Under SOE's "Plan for Holland" agents started to be dropped into the Netherlands in 1941. Among one of the first teams parachuted in, on a November night, was Thijs Taconis, a trained saboteur, and his wireless operator, Hubert Lauwers. The German security police then penetrated the embryonic Dutch underground movement and a stool pigeon informed on Lauwers, who was captured early in March 1942.

He was forced to transmit messages to England, but was confident that SOE in London would spot a false security check. Unfortunately it did not. Shortly afterwards it told him to receive another agent. "Watercress" arrived on 27 March. He was captured and the process went on as further agents arrived. The lack of radio security checks was ignored by SOE in London.

It was even stupid enough to radio back to one operator: "You ought to use your security checks," thereby alerting the Germans to the existence of such checks. The German operation was called Englandspiel - the England Game - and its chief strategist was Lieutenant Colonel H J Giskes. He reported daily to Hitler through Admiral Canaris, the head of the Abwehr - German intelligence.

By April 1943 the Germans controlled 18 radio channels back to London. For about 15 months, SOE's Dutch section planned the creation of resistance in Holland, recruiting and training agents, sending and receiving intelligence and other wireless traffic, the dispatch of supply-laden aircraft, all the time confident that a vigorous underground movement was being built.

A memo of May 1943 says:

"The sabotage organisation as planned is now complete. It comprises five groups containing 62 cells and totalling some 420 men. These groups are now well equipped with stores and are ready for action."

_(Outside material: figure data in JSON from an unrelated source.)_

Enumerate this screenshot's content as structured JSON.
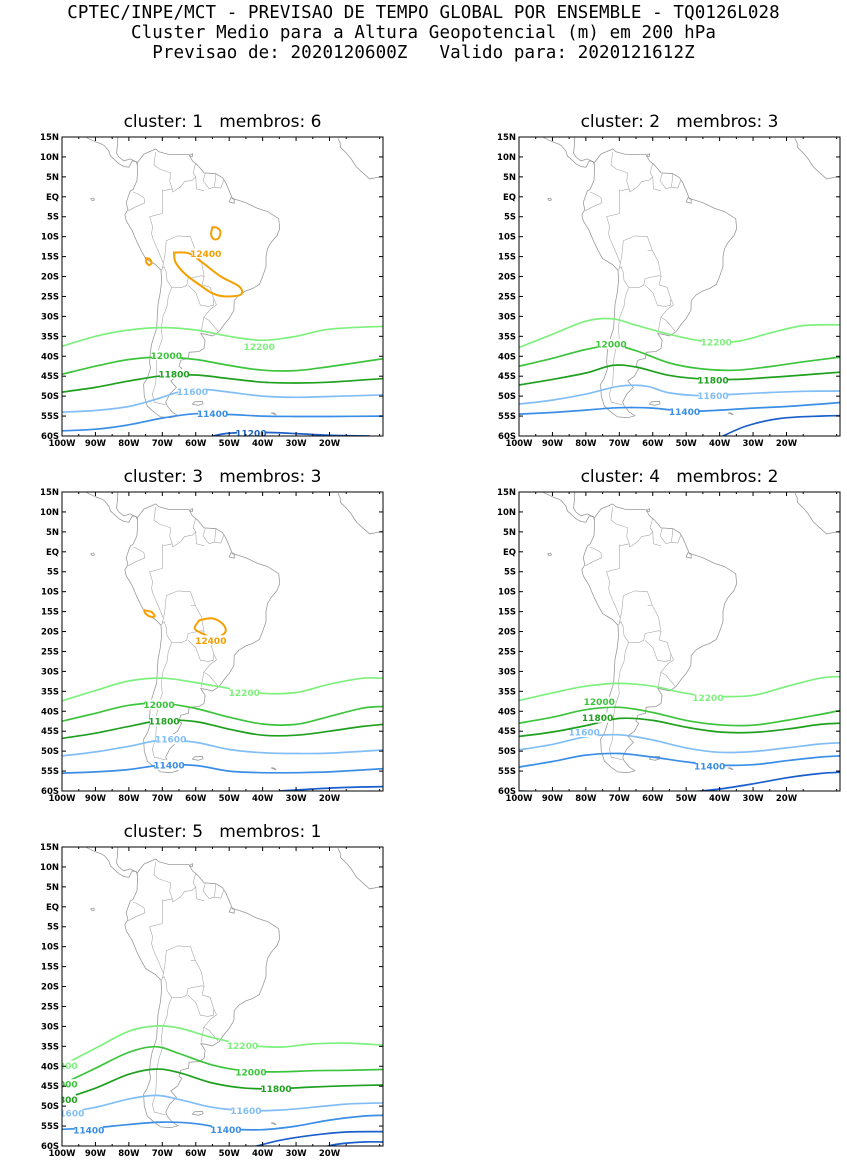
{
  "header": {
    "line1": "CPTEC/INPE/MCT - PREVISAO DE TEMPO GLOBAL POR ENSEMBLE - TQ0126L028",
    "line2": "Cluster Medio para a Altura Geopotencial (m) em 200 hPa",
    "line3": "Previsao de: 2020120600Z   Valido para: 2020121612Z"
  },
  "axes": {
    "lat_labels": [
      "15N",
      "10N",
      "5N",
      "EQ",
      "5S",
      "10S",
      "15S",
      "20S",
      "25S",
      "30S",
      "35S",
      "40S",
      "45S",
      "50S",
      "55S",
      "60S"
    ],
    "lon_labels": [
      "100W",
      "90W",
      "80W",
      "70W",
      "60W",
      "50W",
      "40W",
      "30W",
      "20W"
    ]
  },
  "colors": {
    "c12400": "#f5a000",
    "c12200": "#7ef07e",
    "c12000": "#3cc43c",
    "c11800": "#1fa01f",
    "c11600": "#82bef5",
    "c11400": "#3a8ee6",
    "c11200": "#1a5fcc",
    "coast": "#9a9a9a"
  },
  "panels": [
    {
      "title": "cluster: 1   membros: 6",
      "contours": [
        {
          "level": 12400,
          "label": "12400"
        },
        {
          "level": 12200,
          "label": "12200"
        },
        {
          "level": 12000,
          "label": "12000"
        },
        {
          "level": 11800,
          "label": "11800"
        },
        {
          "level": 11600,
          "label": "11600"
        },
        {
          "level": 11400,
          "label": "11400"
        },
        {
          "level": 11200,
          "label": "11200"
        }
      ]
    },
    {
      "title": "cluster: 2   membros: 3",
      "contours": [
        {
          "level": 12200,
          "label": "12200"
        },
        {
          "level": 12000,
          "label": "12000"
        },
        {
          "level": 11800,
          "label": "11800"
        },
        {
          "level": 11600,
          "label": "11600"
        },
        {
          "level": 11400,
          "label": "11400"
        }
      ]
    },
    {
      "title": "cluster: 3   membros: 3",
      "contours": [
        {
          "level": 12400,
          "label": "12400"
        },
        {
          "level": 12200,
          "label": "12200"
        },
        {
          "level": 12000,
          "label": "12000"
        },
        {
          "level": 11800,
          "label": "11800"
        },
        {
          "level": 11600,
          "label": "11600"
        },
        {
          "level": 11400,
          "label": "11400"
        }
      ]
    },
    {
      "title": "cluster: 4   membros: 2",
      "contours": [
        {
          "level": 12200,
          "label": "12200"
        },
        {
          "level": 12000,
          "label": "12000"
        },
        {
          "level": 11800,
          "label": "11800"
        },
        {
          "level": 11600,
          "label": "11600"
        },
        {
          "level": 11400,
          "label": "11400"
        }
      ]
    },
    {
      "title": "cluster: 5   membros: 1",
      "contours": [
        {
          "level": 12200,
          "label": "12200"
        },
        {
          "level": 12000,
          "label": "12000"
        },
        {
          "level": 11800,
          "label": "11800"
        },
        {
          "level": 11600,
          "label": "11600"
        },
        {
          "level": 11400,
          "label": "11400"
        }
      ]
    }
  ]
}
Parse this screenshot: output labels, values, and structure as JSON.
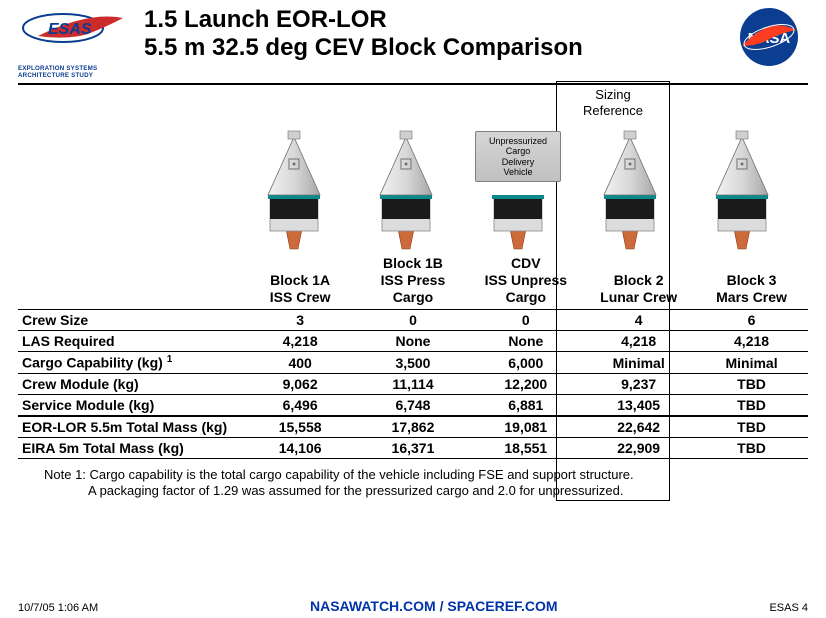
{
  "header": {
    "title_line1": "1.5 Launch EOR-LOR",
    "title_line2": "5.5 m 32.5 deg CEV Block Comparison",
    "esas_tagline": "EXPLORATION SYSTEMS ARCHITECTURE STUDY"
  },
  "sizing_reference_label": "Sizing\nReference",
  "cdv_vehicle_label": "Unpressurized\nCargo\nDelivery\nVehicle",
  "columns": [
    {
      "h1": "Block 1A",
      "h2": "ISS Crew"
    },
    {
      "h1": "Block 1B",
      "h2": "ISS Press",
      "h3": "Cargo"
    },
    {
      "h1": "CDV",
      "h2": "ISS Unpress",
      "h3": "Cargo"
    },
    {
      "h1": "Block 2",
      "h2": "Lunar Crew"
    },
    {
      "h1": "Block 3",
      "h2": "Mars Crew"
    }
  ],
  "rows": [
    {
      "label": "Crew Size",
      "vals": [
        "3",
        "0",
        "0",
        "4",
        "6"
      ]
    },
    {
      "label": "LAS Required",
      "vals": [
        "4,218",
        "None",
        "None",
        "4,218",
        "4,218"
      ]
    },
    {
      "label": "Cargo Capability (kg)",
      "note": "1",
      "vals": [
        "400",
        "3,500",
        "6,000",
        "Minimal",
        "Minimal"
      ]
    },
    {
      "label": "Crew Module (kg)",
      "vals": [
        "9,062",
        "11,114",
        "12,200",
        "9,237",
        "TBD"
      ]
    },
    {
      "label": "Service Module (kg)",
      "vals": [
        "6,496",
        "6,748",
        "6,881",
        "13,405",
        "TBD"
      ]
    }
  ],
  "totals": [
    {
      "label": "EOR-LOR 5.5m Total Mass (kg)",
      "vals": [
        "15,558",
        "17,862",
        "19,081",
        "22,642",
        "TBD"
      ]
    },
    {
      "label": "EIRA 5m Total Mass (kg)",
      "vals": [
        "14,106",
        "16,371",
        "18,551",
        "22,909",
        "TBD"
      ]
    }
  ],
  "notes": {
    "line1": "Note 1: Cargo capability is the total cargo capability of the vehicle including FSE and support structure.",
    "line2": "A packaging factor of 1.29 was assumed for the pressurized cargo and 2.0 for unpressurized."
  },
  "footer": {
    "timestamp": "10/7/05 1:06 AM",
    "center": "NASAWATCH.COM / SPACEREF.COM",
    "right": "ESAS 4"
  },
  "colors": {
    "capsule_light": "#e2e2e2",
    "capsule_dark": "#b8b8b8",
    "body_black": "#1a1a1a",
    "trunk_grey": "#dcdcdc",
    "trunk_border": "#8a8a8a",
    "nozzle": "#cc6a3a",
    "nasa_blue": "#0b3d91",
    "nasa_red": "#fc3d21"
  }
}
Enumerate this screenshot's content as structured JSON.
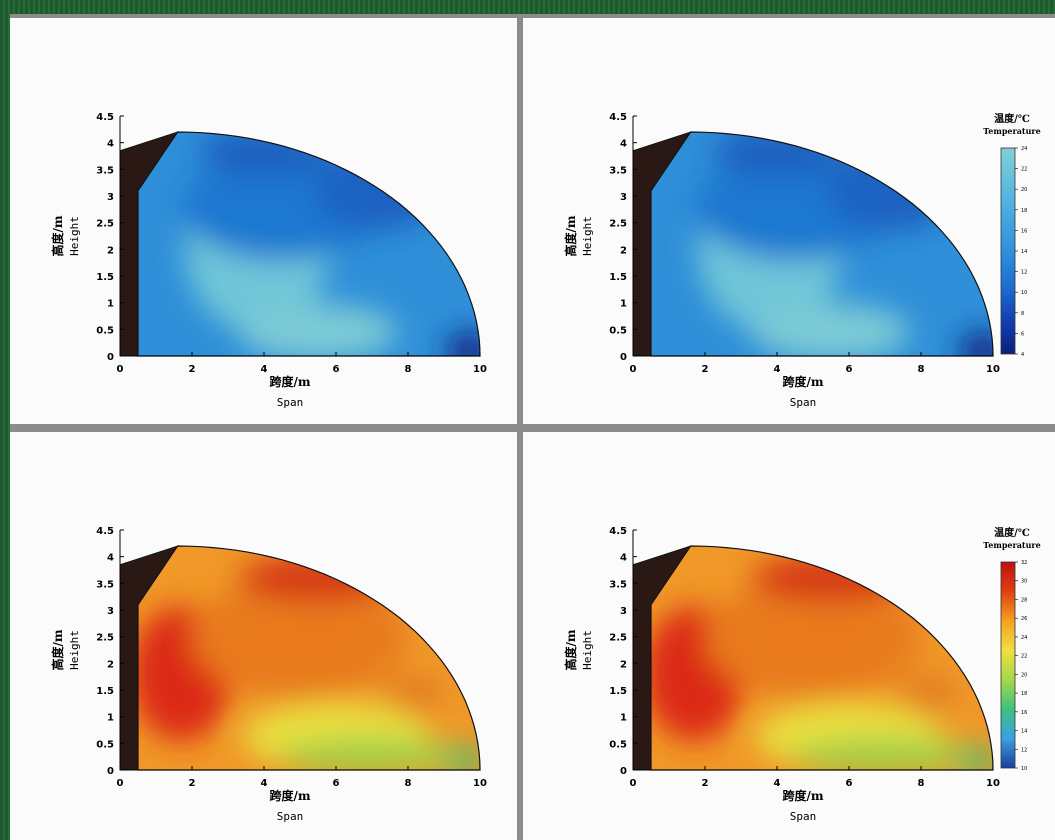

In reality the entire operation was compromised. The files reveal that, up to October 1943, SOE sent 56 agents to Holland of which 43 were given a "reception" by the Germans. Of the 56 only eight survived. Of those captured 36 were executed in September 1944, at Mauthausen concentration camp. Eleven RAF aircraft were shot down in the process. (A later War Cabinet note observed that RAF losses on these missions had been "abnormally high".)

The phoney network was finally revealed to London after the escape from Haaren concentration camp in August 1943 of two SOE agents, Pieter Diepenbroek and Johan Ubbink - "Sprout" and "Chive". Files in the Public Record Office contain the debriefings of "Sprout" and "Chive", which make clear that the Germans had controlled the Dutch "Underground" movement for more than 18 months. The Germans realised that their double-cross network had been blown.

Giskes signed off with this message to London on April Fool's Day 1944:

"Messrs, Blunt, Bingham and Successors, Ltd. London. In the last time you are trying to make business in the Netherlands without our assistance. We think this rather unfair in view of our long and successful co-operation as your sole agents. But never mind, when you come to pay a visit to the Continent you may be assured that you will be received with the same care and result as all those you sent before. So long!"

The files also show the courageous "Sprout" and "Chive" were locked up in Brixton Prison upon their return to London in case they were German double agents. "Sprout" and "Chive" were convinced that the Germans had help from Major Bingham, then the Dutch section's head. "No one else was in such a good position to 'play ball' with the enemy," Chive told his MI5 interviewers.

The British author of the memo was clearly angered by the assertion. The two had had the temerity to make an allegations against a British officer, "which it is fair to say they have failed to substantiate". The two were later released and allowed to join the Dutch Armed Forces.

The SOE post-mortem examination shows that serious doubts had been raised about the network as early as July 1942 but the warning had been ignored by the section's chief. "Not only, however, does there appear to have been a failure to look the facts squarely in the face but also failure when suspicion had once been aroused to test suspicions." Major Blizard had gone by the time of the denouement. Major Bingham was posted Australia.

The Germans' chief gain from the fiasco was that until just before D-day they thwarted all attempts to build a Dutch resistance movement into Allied plans and to equip it ready for action. Several files on the SOE in Holland are still withheld.